Cette histoire d’attribution dit quelque chose d’important sur la fragilité du regard sur l’art. Un tableau qui change d’auteur change aussi de signification. Le même chef-d’œuvre, pendant deux siècles, a été regardé par des dizaines de milliers de visiteurs comme un Ribera — pas un Caravage. Et ce qu’on voit dépend toujours, en partie, de ce qu’on croit voir.

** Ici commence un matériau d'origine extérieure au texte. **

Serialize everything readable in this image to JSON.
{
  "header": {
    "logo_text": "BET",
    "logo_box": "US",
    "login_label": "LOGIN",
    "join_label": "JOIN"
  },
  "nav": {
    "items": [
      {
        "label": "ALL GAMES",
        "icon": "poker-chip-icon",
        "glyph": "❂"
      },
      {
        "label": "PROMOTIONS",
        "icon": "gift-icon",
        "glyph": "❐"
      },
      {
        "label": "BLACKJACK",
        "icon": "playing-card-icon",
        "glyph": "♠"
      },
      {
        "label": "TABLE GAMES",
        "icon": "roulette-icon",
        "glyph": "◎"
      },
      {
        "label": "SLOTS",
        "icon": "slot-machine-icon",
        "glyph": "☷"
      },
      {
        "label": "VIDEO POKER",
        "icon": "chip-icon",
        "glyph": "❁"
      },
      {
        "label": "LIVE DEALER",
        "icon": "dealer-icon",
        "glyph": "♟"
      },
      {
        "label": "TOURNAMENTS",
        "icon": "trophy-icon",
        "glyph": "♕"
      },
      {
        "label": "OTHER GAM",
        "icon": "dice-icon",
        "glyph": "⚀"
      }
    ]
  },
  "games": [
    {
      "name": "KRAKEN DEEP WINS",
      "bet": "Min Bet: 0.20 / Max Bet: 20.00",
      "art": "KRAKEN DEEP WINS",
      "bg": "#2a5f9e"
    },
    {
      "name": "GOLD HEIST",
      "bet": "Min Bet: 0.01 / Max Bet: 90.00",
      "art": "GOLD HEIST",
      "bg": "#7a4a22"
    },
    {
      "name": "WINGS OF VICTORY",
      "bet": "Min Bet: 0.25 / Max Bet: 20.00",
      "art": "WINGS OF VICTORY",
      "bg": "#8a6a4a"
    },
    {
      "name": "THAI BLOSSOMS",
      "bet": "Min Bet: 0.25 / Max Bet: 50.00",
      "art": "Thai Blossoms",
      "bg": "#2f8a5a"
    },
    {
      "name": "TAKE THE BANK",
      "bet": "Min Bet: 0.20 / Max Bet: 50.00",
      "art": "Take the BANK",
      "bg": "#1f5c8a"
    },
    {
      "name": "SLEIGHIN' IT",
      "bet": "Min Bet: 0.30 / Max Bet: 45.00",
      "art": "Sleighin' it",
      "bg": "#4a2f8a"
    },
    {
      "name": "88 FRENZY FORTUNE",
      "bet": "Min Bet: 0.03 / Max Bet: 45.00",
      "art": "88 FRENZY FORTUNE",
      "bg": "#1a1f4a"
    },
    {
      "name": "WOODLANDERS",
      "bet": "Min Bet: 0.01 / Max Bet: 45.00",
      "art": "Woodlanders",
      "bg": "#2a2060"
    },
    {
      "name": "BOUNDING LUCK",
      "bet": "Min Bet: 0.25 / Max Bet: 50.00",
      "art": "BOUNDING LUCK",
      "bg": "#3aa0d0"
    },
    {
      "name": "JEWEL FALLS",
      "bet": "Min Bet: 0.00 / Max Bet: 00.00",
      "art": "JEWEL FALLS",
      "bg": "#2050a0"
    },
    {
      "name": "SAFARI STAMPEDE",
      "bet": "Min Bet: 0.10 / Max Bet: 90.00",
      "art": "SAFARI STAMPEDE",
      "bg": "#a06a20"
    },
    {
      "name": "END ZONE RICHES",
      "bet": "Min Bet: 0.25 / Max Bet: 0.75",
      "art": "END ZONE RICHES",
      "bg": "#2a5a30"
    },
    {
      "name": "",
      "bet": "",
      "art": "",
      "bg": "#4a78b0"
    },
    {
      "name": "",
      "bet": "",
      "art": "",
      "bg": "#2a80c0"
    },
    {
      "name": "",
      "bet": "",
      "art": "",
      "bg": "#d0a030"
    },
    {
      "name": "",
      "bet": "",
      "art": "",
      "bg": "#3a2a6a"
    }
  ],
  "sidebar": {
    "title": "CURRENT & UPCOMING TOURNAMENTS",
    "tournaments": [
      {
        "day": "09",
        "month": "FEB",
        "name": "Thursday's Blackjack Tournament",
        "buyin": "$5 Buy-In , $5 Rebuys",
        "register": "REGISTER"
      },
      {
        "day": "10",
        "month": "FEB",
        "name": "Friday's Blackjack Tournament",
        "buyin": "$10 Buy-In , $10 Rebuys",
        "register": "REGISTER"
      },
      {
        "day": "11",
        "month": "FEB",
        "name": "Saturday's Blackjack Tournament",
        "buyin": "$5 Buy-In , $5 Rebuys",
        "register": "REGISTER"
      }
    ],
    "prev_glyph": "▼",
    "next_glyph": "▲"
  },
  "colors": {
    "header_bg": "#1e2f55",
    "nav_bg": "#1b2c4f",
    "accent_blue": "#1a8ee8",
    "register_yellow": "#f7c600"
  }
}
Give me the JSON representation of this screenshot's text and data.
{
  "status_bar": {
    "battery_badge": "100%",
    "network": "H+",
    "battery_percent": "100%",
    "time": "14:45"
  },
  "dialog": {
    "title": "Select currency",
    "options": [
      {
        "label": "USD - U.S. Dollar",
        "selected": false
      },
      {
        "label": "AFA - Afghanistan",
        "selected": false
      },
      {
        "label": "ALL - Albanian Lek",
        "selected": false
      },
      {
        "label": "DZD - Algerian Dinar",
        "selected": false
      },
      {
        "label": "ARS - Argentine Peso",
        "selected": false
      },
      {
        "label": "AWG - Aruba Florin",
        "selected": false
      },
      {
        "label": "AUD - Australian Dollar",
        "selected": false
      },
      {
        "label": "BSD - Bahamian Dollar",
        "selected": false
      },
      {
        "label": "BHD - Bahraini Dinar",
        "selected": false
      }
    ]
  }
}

Comment voir l’œuvre aujourd’hui

Le Saint Jérôme écrivant est conservé dans la Galerie Borghèse, à Rome, dans le palais qui porte le nom de la famille du cardinal Scipione. Il fait partie de l’une des plus belles collections caravagesques au monde — six tableaux du peintre y sont exposés.

Informations pratiques :

  • Adresse : Galleria Borghese, Piazzale Scipione Borghese 5, 00197 Roma, Italie
  • Réservation obligatoire : la Galerie Borghèse fonctionne sur créneaux horaires de deux heures, avec un nombre de visiteurs strictement limité par session. Il faut réserver à l’avance, idéalement plusieurs semaines pour la haute saison
  • Site officiel de réservation : galleriaborghese.beniculturali.it
  • Tarif : autour de 13 € (plus 2 € de frais de réservation obligatoires)
  • Conseil : la salle où est accroché le Saint Jérôme écrivant contient également d’autres Caravage majeurs — David tenant la tête de Goliath, Saint Jean-Baptiste, Garçon à la corbeille de fruits, et bien sûr la Madone des palefreniers. Prévoir au moins quarante-cinq minutes dans cette seule salle

Pour aller plus loin

Sources primaires citées dans cet article

  • Iacomo Manilli, Villa Borghese fuori di Porta Pinciana, Rome, 1650. Premier guide imprimé de la collection du cardinal Scipione Borghèse, et plus ancienne mention documentée du Saint Jérôme écrivant dans cette collection.
  • Giovanni Pietro Bellori, Le Vite de’ pittori, scultori et architetti moderni, Rome, 1672. Première biographie analytique de Caravage, qui confirme l’attribution et la commande Borghèse.

Etudes modernes de référence

  • Rossella Vodret, Caravaggio. L’opera completa, Silvana Editoriale, 2010. Catalogue raisonné moderne de référence.
  • Roberto Longhi, Quesiti caravaggeschi, 1920 — études fondatrices qui ont restitué Caravage à l’histoire de l’art au XXe siècle.

Pour voir l’oeuvre

Galerie Borghèse, Rome : Saint Jérôme écrivant, David tenant la tête de Goliath, Madone des palefreniers, Saint Jean-Baptiste, Garçon à la corbeille de fruits. Réservation obligatoire.